Would he take military action and provoke what by all accounts would be an extremely bloody war in Korea? Would he try to enlist the help of, say, the Russians? You know, the country that Romney recently denounced as “our number one geopolitical foe,” earning him a rebuke from the Russian president that “now is not the mid-70s”?
Would the Chinese — whom Romney has also harshly criticized — be equally willing to help him out? I rather doubt it.
I do know that I am leery of politicians whose first instinct is to bluster about using “strength” to solve international problems that might better be approached through wisdom, patience or cooperation. Been there, done that, and it didn’t turn out so well.

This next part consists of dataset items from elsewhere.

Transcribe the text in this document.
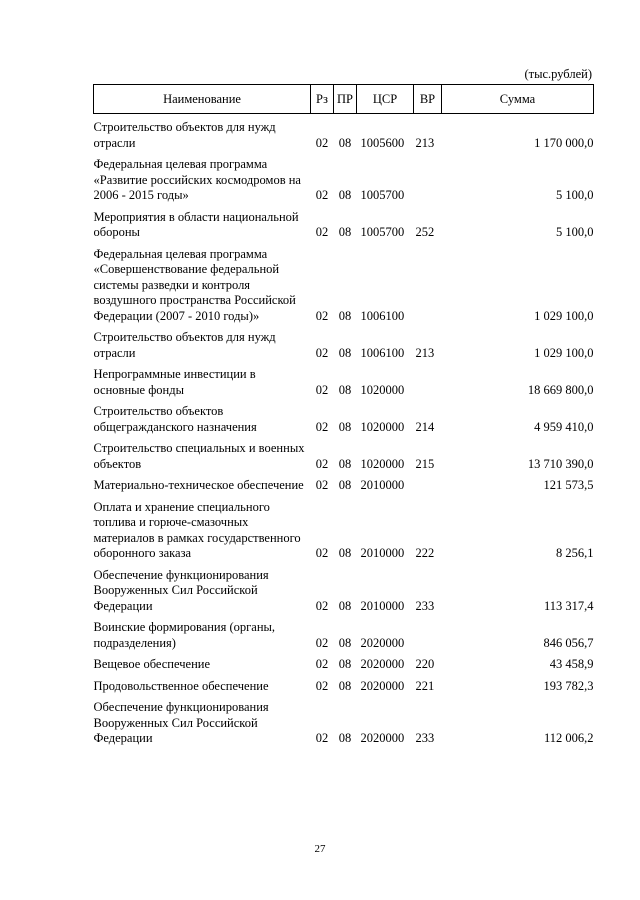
(тыс.рублей)
Наименование	Рз	ПР	ЦСР	ВР	Сумма
Строительство объектов для нужд отрасли	02	08	1005600	213	1 170 000,0
Федеральная целевая программа «Развитие российских космодромов на 2006 - 2015 годы»	02	08	1005700		5 100,0
Мероприятия в области национальной обороны	02	08	1005700	252	5 100,0
Федеральная целевая программа «Совершенствование федеральной системы разведки и контроля воздушного пространства Российской Федерации (2007 - 2010 годы)»	02	08	1006100		1 029 100,0
Строительство объектов для нужд отрасли	02	08	1006100	213	1 029 100,0
Непрограммные инвестиции в основные фонды	02	08	1020000		18 669 800,0
Строительство объектов общегражданского назначения	02	08	1020000	214	4 959 410,0
Строительство специальных и военных объектов	02	08	1020000	215	13 710 390,0
Материально-техническое обеспечение	02	08	2010000		121 573,5
Оплата и хранение специального топлива и горюче-смазочных материалов в рамках государственного оборонного заказа	02	08	2010000	222	8 256,1
Обеспечение функционирования Вооруженных Сил Российской Федерации	02	08	2010000	233	113 317,4
Воинские формирования (органы, подразделения)	02	08	2020000		846 056,7
Вещевое обеспечение	02	08	2020000	220	43 458,9
Продовольственное обеспечение	02	08	2020000	221	193 782,3
Обеспечение функционирования Вооруженных Сил Российской Федерации	02	08	2020000	233	112 006,2
27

Based on Romney’s public statements, under his leadership we would still have troops in Iraq, despite Iraq’s insistence that they would not allow them. We would still be plotting how to extend rather than end our presence in Afghanistan. And you may remember that after an American drone crashed in Iran last year, Romney insisted that he would have sent troops into that nation to reclaim it, regardless of the consequences.
It’s also important to note that Romney has assembled a Cheney-esque foreign-policy team that is dominated by the same group of neoconservatives that led President Bush into the miscalculated invasion of Iraq.
By his second term, a chastened Bush had learned enough to discard many of those folks and ignore the rest, but by then the damage had been done, both to this country and to his presidency. By recruiting that crowd to his team, and by his evident willingness to follow their advice, Romney shows no such learning curve.
So I’m curious, and the American people ought to be curious as well: What exactly does “approaching Pyongyang from a position of strength” really mean? How would that approach play out, and what would its consequences be? Over the next six-plus months, maybe we’ll get an answer.